Depois de reiterar os seus blah blah blahs, impregnados em lamúrias que mais não eram que uma derradeira e impotente tentativa de resistência por parte do contacto de Malaquias na Telefónica, o mesmo prometeu que ia fazer os possíveis para satisfazer as necessidades telecomunicativas do detective e dessa maneira evitar que o ataúde portátil da razoavelmente estimada por todos avozinha sofresse as amolgadelas previsíveis e derramasse os preciosos conteúdos acinzentados à força dos pontapés à campeão distrital de futsal que Malaquias, o playmaker da equipa dos Homicídios que se juntava aos fins-de-semana para humilhar a formação da brigada de trânsito, prometera. Malaquias desligou o seu telemóvel e foi tratar de arranjar um carro que desse menos nas vistas e dum almoço que não fosse tão sumptuoso que depois não lhe permitisse caber no supracitado veículo, ambas as missões admitidamente impossíveis mas, para Malaquias, o Extraordinário, exequíveis e, enquanto as exequitava, alarme, alarme, essa palavra não existe, veio de lá com um Fiat Uno cor de abóbora menina e a barriga cheia de empadas de galinha, arrozinho de batata doce, salsichas frescas embrulhadas em repolho, que deixou à beira do prato, o repolho, não as salsichas, essas desapareceram-lhe da travessa ainda o empregado que as viera trazer não tivera tempo de lhe virar as costas para ir buscar os pratos seguintes, tudo regado com Coca Cola, adequadamente light, que era para não abusar, embora fosse tarde demais para isso, e já se fizesse tarde, e o tipo da Telefónica demorar em ligar-lhe a dizer que o sinal do telemóvel se perdia no nevoeiro da Cidade Baixa que reduzia a mais moderna das telecomunicações, tipo até a nova geração de blah-blahs que acabava de ser lançada, a meros tinidos impossíveis de localizar com precisão e que por conseguinte, o melhor que se podia arranjar no que tocava a situar o tal Palhaço através do telemóvel era uma área de dois quilómetros quadrados no centro da Cidade Baixa, o que já não era nada mau, Malaquias viu-se forçado a concordar, e a arrotar, e a agradecer com tacto ao contacto, a dizer-lhe que lhe ficava a dever um favor, e o contacto a aproveitar logo a deixa, não era parvo nenhum, para cobrar de imediato esse favor devido na medida em que Malaquias não devia voltar a telefonar a pedir-lhe favores daqueles, ou dos outros, nunca mais, porque blah blah blah blah.

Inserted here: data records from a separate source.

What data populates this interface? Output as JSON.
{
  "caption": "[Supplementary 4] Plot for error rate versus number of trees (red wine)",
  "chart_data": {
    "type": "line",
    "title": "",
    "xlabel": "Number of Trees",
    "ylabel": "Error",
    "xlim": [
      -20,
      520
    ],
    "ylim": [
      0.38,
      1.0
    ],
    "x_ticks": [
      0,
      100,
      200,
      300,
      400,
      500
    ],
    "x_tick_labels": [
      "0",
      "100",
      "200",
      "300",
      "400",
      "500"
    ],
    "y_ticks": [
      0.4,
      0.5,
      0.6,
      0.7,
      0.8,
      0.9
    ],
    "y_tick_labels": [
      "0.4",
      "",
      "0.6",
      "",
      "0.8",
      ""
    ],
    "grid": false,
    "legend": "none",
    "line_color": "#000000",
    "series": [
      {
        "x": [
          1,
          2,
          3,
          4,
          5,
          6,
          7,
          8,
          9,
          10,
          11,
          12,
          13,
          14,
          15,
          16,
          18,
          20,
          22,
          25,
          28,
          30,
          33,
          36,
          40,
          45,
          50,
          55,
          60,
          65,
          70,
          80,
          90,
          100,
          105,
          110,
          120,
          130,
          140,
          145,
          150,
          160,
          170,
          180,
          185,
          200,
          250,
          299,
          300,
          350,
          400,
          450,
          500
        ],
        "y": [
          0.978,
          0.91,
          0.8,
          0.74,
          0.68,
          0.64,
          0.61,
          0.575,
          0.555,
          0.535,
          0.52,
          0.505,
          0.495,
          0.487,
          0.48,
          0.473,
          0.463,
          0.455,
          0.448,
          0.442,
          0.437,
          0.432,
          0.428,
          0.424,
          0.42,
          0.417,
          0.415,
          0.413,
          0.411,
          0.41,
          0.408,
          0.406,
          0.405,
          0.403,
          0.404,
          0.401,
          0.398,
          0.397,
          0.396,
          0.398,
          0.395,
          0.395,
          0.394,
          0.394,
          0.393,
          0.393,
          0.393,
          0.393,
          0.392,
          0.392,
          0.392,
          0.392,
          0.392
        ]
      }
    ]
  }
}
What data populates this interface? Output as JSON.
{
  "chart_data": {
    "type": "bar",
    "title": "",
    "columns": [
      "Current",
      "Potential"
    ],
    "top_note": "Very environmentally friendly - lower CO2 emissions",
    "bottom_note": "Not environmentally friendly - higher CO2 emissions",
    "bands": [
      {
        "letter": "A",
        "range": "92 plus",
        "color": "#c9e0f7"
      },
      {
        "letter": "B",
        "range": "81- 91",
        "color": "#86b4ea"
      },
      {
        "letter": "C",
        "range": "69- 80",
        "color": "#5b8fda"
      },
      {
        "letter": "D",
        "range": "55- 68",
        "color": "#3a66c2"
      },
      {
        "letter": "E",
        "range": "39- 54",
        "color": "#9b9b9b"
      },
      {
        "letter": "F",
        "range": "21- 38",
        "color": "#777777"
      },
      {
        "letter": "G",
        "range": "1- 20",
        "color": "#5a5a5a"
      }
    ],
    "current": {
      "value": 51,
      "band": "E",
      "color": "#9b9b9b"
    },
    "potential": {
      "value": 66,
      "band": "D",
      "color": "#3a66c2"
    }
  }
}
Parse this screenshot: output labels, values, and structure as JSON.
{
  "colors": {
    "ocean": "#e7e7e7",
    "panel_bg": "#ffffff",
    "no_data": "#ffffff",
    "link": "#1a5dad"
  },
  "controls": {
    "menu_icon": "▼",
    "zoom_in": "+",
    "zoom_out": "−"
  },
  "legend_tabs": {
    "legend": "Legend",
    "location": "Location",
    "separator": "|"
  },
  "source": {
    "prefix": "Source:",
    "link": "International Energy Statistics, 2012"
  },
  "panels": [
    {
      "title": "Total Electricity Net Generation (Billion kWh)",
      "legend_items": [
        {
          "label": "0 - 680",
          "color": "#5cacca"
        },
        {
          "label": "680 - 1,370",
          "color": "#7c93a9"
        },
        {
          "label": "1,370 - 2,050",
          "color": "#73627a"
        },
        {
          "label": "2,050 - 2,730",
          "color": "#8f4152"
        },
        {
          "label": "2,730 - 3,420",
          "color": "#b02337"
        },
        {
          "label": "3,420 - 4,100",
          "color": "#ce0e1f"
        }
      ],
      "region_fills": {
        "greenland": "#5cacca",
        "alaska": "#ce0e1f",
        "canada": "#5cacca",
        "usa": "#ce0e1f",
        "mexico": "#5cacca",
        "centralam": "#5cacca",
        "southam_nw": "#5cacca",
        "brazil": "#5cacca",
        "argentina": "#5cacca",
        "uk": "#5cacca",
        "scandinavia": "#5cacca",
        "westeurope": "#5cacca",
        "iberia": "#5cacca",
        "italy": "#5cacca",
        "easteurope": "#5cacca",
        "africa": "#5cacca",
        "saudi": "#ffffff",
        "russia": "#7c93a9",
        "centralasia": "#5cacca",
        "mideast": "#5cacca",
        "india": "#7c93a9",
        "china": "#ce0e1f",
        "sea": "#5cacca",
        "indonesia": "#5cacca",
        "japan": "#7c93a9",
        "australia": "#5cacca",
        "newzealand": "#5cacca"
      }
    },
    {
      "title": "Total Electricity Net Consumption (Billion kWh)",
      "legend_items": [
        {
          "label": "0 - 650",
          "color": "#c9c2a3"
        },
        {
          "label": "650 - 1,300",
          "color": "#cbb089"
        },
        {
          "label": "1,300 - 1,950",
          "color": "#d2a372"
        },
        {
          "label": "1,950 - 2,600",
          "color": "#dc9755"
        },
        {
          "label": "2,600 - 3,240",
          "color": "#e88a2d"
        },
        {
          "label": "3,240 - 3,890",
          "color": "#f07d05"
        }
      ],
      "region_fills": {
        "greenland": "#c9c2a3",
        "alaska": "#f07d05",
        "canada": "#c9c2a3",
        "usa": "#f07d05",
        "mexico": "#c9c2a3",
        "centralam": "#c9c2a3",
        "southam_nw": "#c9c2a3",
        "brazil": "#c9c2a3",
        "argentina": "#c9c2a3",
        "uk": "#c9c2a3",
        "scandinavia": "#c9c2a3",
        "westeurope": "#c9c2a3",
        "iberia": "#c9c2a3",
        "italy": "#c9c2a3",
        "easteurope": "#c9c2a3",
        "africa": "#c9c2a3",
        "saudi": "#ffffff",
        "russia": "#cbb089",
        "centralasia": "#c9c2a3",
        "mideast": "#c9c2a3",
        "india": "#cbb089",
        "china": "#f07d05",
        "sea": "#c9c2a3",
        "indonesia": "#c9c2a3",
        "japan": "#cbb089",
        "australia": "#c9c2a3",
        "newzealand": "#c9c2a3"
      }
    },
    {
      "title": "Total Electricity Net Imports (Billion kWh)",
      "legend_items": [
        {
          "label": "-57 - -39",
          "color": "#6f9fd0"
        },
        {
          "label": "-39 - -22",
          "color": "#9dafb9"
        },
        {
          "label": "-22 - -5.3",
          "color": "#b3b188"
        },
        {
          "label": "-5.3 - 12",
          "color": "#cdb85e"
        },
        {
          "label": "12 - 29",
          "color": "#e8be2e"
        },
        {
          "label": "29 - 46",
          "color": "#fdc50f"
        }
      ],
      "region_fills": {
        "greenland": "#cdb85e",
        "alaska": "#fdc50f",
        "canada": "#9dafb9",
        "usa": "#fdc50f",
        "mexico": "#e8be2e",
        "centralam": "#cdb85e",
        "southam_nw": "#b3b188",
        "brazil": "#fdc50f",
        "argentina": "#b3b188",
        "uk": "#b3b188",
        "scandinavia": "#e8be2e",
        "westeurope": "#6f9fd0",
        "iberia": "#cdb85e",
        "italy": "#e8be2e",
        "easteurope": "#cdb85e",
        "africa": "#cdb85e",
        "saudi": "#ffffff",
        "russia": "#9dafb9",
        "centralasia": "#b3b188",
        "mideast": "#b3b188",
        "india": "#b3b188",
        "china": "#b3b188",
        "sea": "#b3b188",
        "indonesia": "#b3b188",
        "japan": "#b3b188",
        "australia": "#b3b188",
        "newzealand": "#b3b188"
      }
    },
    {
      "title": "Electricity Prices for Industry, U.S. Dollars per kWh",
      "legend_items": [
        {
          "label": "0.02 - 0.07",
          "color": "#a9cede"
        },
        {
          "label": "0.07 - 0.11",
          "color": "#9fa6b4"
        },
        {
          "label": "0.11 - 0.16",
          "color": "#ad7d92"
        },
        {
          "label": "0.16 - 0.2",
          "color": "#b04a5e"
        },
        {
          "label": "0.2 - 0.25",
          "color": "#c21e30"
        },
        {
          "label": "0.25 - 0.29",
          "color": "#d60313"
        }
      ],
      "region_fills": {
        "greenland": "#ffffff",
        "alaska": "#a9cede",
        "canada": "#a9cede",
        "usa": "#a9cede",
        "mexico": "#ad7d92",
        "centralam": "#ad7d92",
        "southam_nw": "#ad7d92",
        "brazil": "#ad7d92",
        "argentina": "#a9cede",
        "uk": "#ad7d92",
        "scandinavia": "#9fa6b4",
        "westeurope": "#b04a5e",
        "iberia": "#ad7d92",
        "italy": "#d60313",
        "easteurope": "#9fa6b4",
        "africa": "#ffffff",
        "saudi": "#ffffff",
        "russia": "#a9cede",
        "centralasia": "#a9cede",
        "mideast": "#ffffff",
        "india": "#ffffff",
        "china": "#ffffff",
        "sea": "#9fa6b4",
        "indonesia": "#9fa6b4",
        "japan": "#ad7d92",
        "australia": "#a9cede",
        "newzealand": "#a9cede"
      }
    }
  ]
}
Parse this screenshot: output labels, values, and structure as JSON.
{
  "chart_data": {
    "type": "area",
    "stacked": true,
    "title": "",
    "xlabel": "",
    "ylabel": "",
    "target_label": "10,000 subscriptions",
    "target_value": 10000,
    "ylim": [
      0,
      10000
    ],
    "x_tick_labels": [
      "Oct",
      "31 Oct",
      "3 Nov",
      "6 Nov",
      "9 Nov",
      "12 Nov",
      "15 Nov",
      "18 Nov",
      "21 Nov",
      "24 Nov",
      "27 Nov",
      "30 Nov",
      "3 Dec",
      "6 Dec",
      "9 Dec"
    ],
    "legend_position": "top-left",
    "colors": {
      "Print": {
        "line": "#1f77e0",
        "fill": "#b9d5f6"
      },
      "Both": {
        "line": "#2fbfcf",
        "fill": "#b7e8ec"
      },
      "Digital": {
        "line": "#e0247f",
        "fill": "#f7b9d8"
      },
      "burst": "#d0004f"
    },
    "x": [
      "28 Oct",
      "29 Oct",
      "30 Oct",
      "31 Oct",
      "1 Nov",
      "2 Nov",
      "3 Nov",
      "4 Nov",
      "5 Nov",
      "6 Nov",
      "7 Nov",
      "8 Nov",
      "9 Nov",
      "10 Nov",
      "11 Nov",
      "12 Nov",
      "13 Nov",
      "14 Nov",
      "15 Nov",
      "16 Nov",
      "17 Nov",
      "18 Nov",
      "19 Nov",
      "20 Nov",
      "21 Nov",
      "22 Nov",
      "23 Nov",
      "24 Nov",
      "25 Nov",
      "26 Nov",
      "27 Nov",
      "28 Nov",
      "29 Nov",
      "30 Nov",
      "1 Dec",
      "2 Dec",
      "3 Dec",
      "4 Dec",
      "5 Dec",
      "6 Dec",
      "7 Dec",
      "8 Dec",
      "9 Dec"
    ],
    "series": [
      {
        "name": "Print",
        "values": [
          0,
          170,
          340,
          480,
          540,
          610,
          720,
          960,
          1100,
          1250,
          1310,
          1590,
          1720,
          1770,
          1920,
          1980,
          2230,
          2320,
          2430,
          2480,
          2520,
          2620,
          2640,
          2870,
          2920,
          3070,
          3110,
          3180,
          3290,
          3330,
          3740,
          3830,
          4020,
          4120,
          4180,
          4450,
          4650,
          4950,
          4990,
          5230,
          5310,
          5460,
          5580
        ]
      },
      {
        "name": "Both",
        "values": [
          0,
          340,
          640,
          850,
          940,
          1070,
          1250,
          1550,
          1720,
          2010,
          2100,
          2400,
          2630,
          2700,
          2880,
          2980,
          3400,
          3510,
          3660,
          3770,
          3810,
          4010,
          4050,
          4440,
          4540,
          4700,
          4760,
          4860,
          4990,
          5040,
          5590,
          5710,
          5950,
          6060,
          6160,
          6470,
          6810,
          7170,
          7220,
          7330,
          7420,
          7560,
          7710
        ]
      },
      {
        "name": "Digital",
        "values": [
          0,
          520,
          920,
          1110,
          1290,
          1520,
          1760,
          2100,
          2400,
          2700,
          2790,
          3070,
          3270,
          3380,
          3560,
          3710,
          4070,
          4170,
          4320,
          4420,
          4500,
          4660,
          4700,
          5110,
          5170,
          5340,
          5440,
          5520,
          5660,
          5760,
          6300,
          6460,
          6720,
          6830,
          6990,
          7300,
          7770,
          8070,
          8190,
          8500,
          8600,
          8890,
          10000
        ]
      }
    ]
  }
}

Malaquias, o Embuchado, calçou o Fiat Uno e fez-se à estrada com os blahs do outro ainda a ecoar no espaço de soberba acústica que se criava entre as orelhas mata-moscas do seu rosto vermelho-indigestão, arrotando o gás da água suja do capitalismo e promessas de tratar da saúde ao Palhaço, já faltara mais para que o doutor Malaquias fizesse uma visitinha ao domicílio, aí vinha ele, não perdia pela sua demora, ao contrário de um dos sobrinhos, que perder, e muito, e ambos os cunhados também, nomeadamente a vida, mas o que lá ia, pronto, é que lá ia mesmo, e agora ele ali vinha, envergando um utilitário três números abaixo do seu estrada fora, subindo a colina para daqui a nada voltar a descê-la, determinado em olhar para a frente, para o futuro, para salvar o que ainda se podia salvar, que era um dos gémeos, com ou sem, e, mais importante ainda, tratar da saúde ao Palhaço, auscultar-lhe o coração ao ouvido depois de o arrancar com as mãos, examinar-lhe os pulmões depois de os arejar com chumbo grosso, ver-lhe o estado das amígdalas depois de lhe enfiar o punho pela goela abaixo, escabichar-lhes os olhos depois de os morder com as dentolas que tinham acabado de triturar uma perna de borrego inteira, batatinhas e salada de alface, fazer-lhe coisas à laia de medicina moderna que muito sobrolho espevitariam aos defensores dos Direitos Humanos, mas o Palhaço não era humano, não estava coberto pela legislação, era um assassino, um canibal, má rés e sem redenção possível, a não ser a morte, violenta se possível, e, sim, Malaquias achava que era possível, Malaquias achava que era mesmo muito provável, a cura de todos os males, excepto o acne, tinha o remédio para as aflições muito próprias do Palhaço, remédio santo, abre a boca e fecha os olhos, diz “aaaahhh” ao Malaquias, diz “trinta e três” a Malaquias, um senhor Doutor.